This is the second project in the Udacity Deep Reinforcement Learning Nanodegree. The task is to train a double-jointed arm to target locations.
The environment implementation to train on is Reacher
In this environment, a double-jointed arm can move to target locations. A reward of +0.1 is provided for each step that the agent's hand is in the goal location. It is, the arm must follow the target as much as possible.
The observation space consists of 33 variables corresponding to position, rotation, velocity, and angular velocities of the arm. Each action is a vector with four numbers, corresponding to torque applicable to two joints.

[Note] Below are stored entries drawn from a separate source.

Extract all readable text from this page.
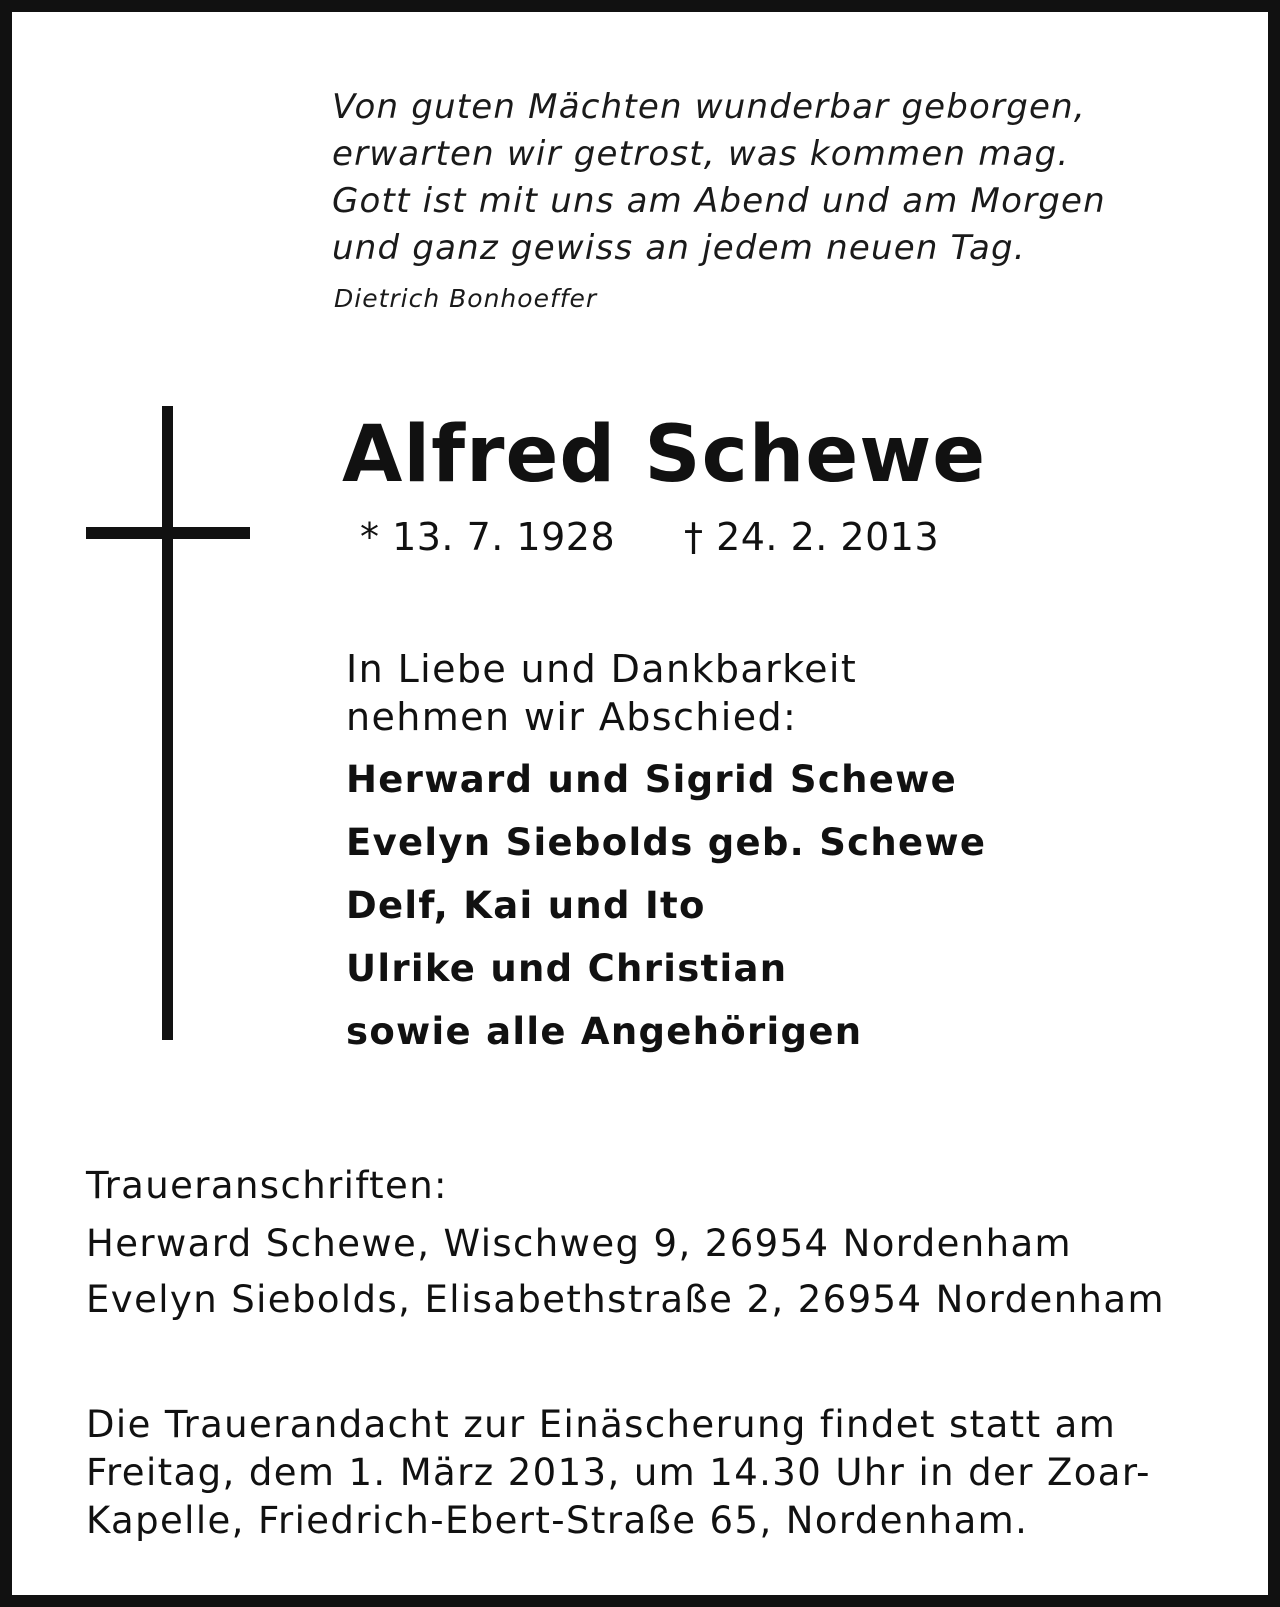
Von guten Mächten wunderbar geborgen,
erwarten wir getrost, was kommen mag.
Gott ist mit uns am Abend und am Morgen
und ganz gewiss an jedem neuen Tag.
Dietrich Bonhoeffer
Alfred Schewe
* 13. 7. 1928 † 24. 2. 2013
In Liebe und Dankbarkeit
nehmen wir Abschied:
Herward und Sigrid Schewe
Evelyn Siebolds geb. Schewe
Delf, Kai und Ito
Ulrike und Christian
sowie alle Angehörigen
Traueranschriften:
Herward Schewe, Wischweg 9, 26954 Nordenham
Evelyn Siebolds, Elisabethstraße 2, 26954 Nordenham
Die Trauerandacht zur Einäscherung findet statt am
Freitag, dem 1. März 2013, um 14.30 Uhr in der Zoar-
Kapelle, Friedrich-Ebert-Straße 65, Nordenham.
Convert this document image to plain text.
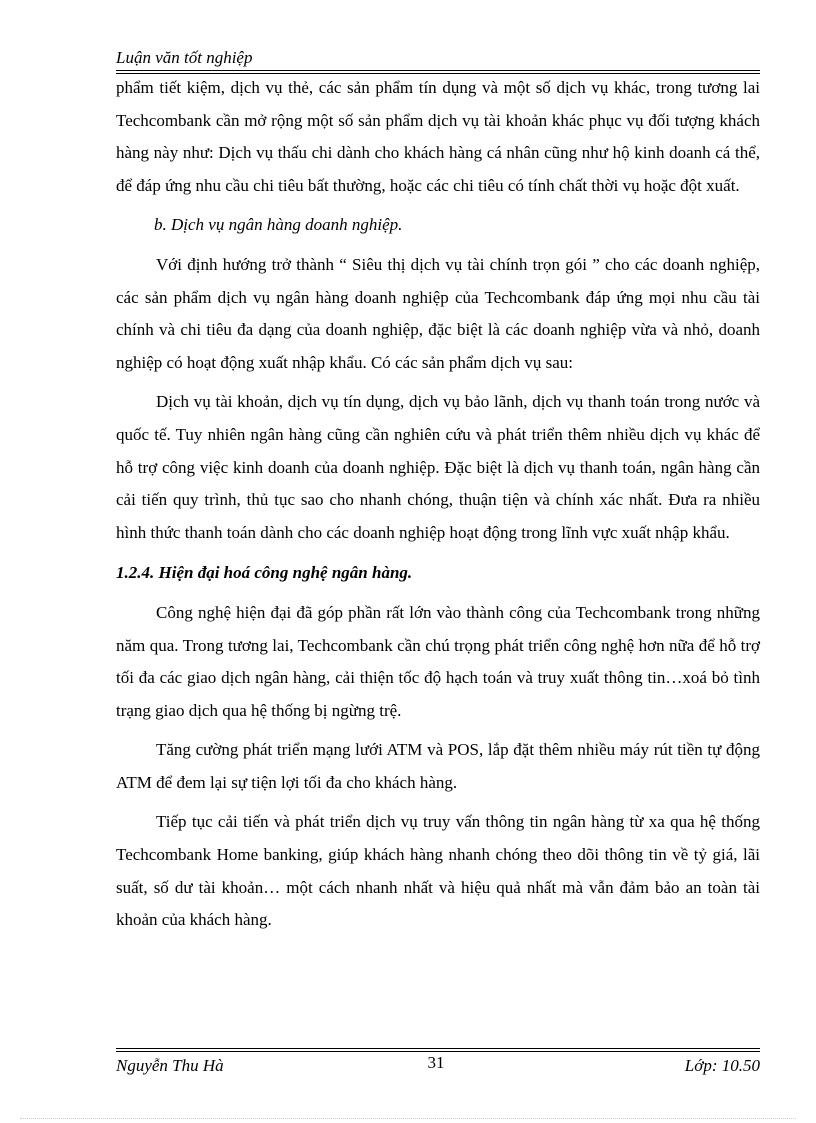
Luận văn tốt nghiệp

phẩm tiết kiệm, dịch vụ thẻ, các sản phẩm tín dụng và một số dịch vụ khác, trong tương lai Techcombank cần mở rộng một số sản phẩm dịch vụ tài khoản khác phục vụ đối tượng khách hàng này như: Dịch vụ thấu chi dành cho khách hàng cá nhân cũng như hộ kinh doanh cá thể, để đáp ứng nhu cầu chi tiêu bất thường, hoặc các chi tiêu có tính chất thời vụ hoặc đột xuất.

b. Dịch vụ ngân hàng doanh nghiệp.

Với định hướng trở thành “ Siêu thị dịch vụ tài chính trọn gói ” cho các doanh nghiệp, các sản phẩm dịch vụ ngân hàng doanh nghiệp của Techcombank đáp ứng mọi nhu cầu tài chính và chi tiêu đa dạng của doanh nghiệp, đặc biệt là các doanh nghiệp vừa và nhỏ, doanh nghiệp có hoạt động xuất nhập khẩu. Có các sản phẩm dịch vụ sau:

Dịch vụ tài khoản, dịch vụ tín dụng, dịch vụ bảo lãnh, dịch vụ thanh toán trong nước và quốc tế. Tuy nhiên ngân hàng cũng cần nghiên cứu và phát triển thêm nhiều dịch vụ khác để hỗ trợ công việc kinh doanh của doanh nghiệp. Đặc biệt là dịch vụ thanh toán, ngân hàng cần cải tiến quy trình, thủ tục sao cho nhanh chóng, thuận tiện và chính xác nhất. Đưa ra nhiều hình thức thanh toán dành cho các doanh nghiệp hoạt động trong lĩnh vực xuất nhập khẩu.

1.2.4. Hiện đại hoá công nghệ ngân hàng.

Công nghệ hiện đại đã góp phần rất lớn vào thành công của Techcombank trong những năm qua. Trong tương lai, Techcombank cần chú trọng phát triển công nghệ hơn nữa để hỗ trợ tối đa các giao dịch ngân hàng, cải thiện tốc độ hạch toán và truy xuất thông tin…xoá bỏ tình trạng giao dịch qua hệ thống bị ngừng trệ.

Tăng cường phát triển mạng lưới ATM và POS, lắp đặt thêm nhiều máy rút tiền tự động ATM để đem lại sự tiện lợi tối đa cho khách hàng.

Tiếp tục cải tiến và phát triển dịch vụ truy vấn thông tin ngân hàng từ xa qua hệ thống Techcombank Home banking, giúp khách hàng nhanh chóng theo dõi thông tin về tỷ giá, lãi suất, số dư tài khoản… một cách nhanh nhất và hiệu quả nhất mà vẫn đảm bảo an toàn tài khoản của khách hàng.

Nguyễn Thu Hà	31	Lớp: 10.50
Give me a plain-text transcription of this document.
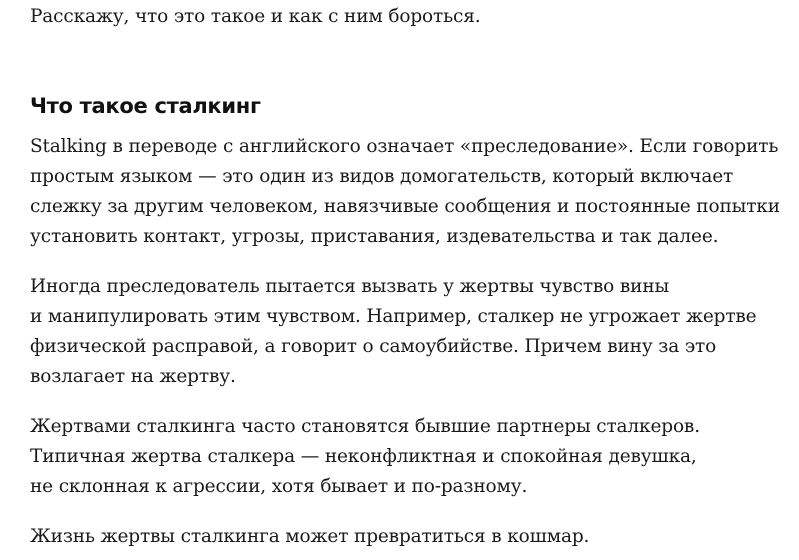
Расскажу, что это такое и как с ним бороться.
Что такое сталкинг
Stalking в переводе с английского означает «преследование». Если говорить
простым языком — это один из видов домогательств, который включает
слежку за другим человеком, навязчивые сообщения и постоянные попытки
установить контакт, угрозы, приставания, издевательства и так далее.
Иногда преследователь пытается вызвать у жертвы чувство вины
и манипулировать этим чувством. Например, сталкер не угрожает жертве
физической расправой, а говорит о самоубийстве. Причем вину за это
возлагает на жертву.
Жертвами сталкинга часто становятся бывшие партнеры сталкеров.
Типичная жертва сталкера — неконфликтная и спокойная девушка,
не склонная к агрессии, хотя бывает и по-разному.
Жизнь жертвы сталкинга может превратиться в кошмар.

Every entry in the action vector should be a number between -1 and 1.
Follow the Udacity DRL ND dependencies instructions here
Be sure of install Unity ML-Agents, NumPy and PyTorch
Download a prebuilt simulator
Linux: click here Mac OSX: click here Windows (64-bit): click here
Linux: click here Mac OSX: click here Windows (64-bit): click here
Place this file in the same directory as this repo content.
Run the DDPG_Continuous_Control.ipynb
notebook using the drlnd kernel to train the DDPG agent.
Use ddpg
function to perform the training. This function returns a dictionary containing relevant internal variables that can be fed again to this function to continue training where it was left. Play around with this, change hyper parameters in between training runs to train your own intuition.
This problem is said to be solved when you hit a 30
score (see an example Reward Plot).
Once trained the model weights will be saved in the same directory in the files checkpoint_actor.pth
and checkpint_critic.pth
.
The model weights are used by the run_agent.ipynb
notebook against the simulator.